From things I've read here and there, I have to conclude that success can also have devastating effects on a marriage, especially if the successful partner is the wife.  Unfair as it may seem to us females, the male psyche just doesn't deal well with that sort of thing. 

I've reminded us of all this, not as "sour grapes," but to point out that success is not really the solver of all problems that it is cracked up to be. Besides, our attention shouldn't be on elevating ourselves, but on lifting up Christ. A. W. Tozer writes that "God may allow His servant to succeed when He has disciplined him to a point where he does not need to succeed to be happy. The man who is elated by success and is cast down by failure is still a carnal man. At best his fruit will have a worm in it."

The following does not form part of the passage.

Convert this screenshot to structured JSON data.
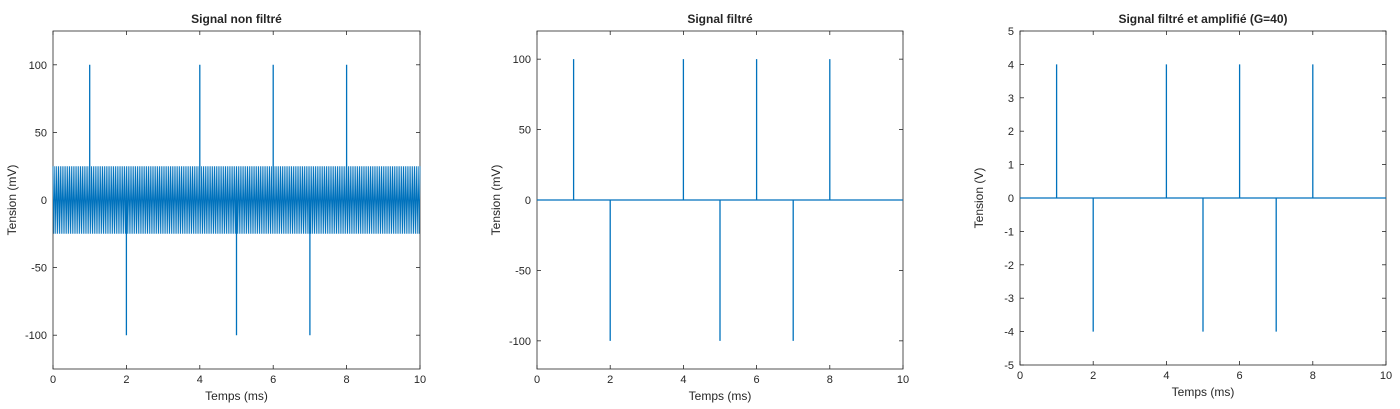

I'm not sure that I entirely agree with Tozer on this.  To be elated by success and cast down by failure is simply to be human. And anything else smacks of stoicism—what I would consider a very nonChristian philosophy.

I think Fenelon inclines a little too much towards that when he advises in The Seeking Heart, "Be happy with what you have. Wish for nothing more." As humans, we are always going to be wishing for something more. But I agree that we can't judge our success or lack thereof in the same way that the world does. 

In the end, only what God thinks of us is going to count.  So I agree with Fenelon that "you must learn to accept obscurity and scornful disregard while you keep your eyes solely on God." Or, as Nouwen puts it "Our preciousness, uniqueness and individuality are not given to us by those who meet us in clock-time. . .but by the One who has chosen us with an everlasting love. . .the world is not the source even of its own life, let alone yours." So why whould we feel obliged to live up to its standards?

If our work is pleasing to God and furthers His kingdom, we are a success in the eternal world. Which is, after all, the only "real" world! 

Lewis agrees that "It is not your business to succeed, but to do right: when you have done so, the rest lies with God."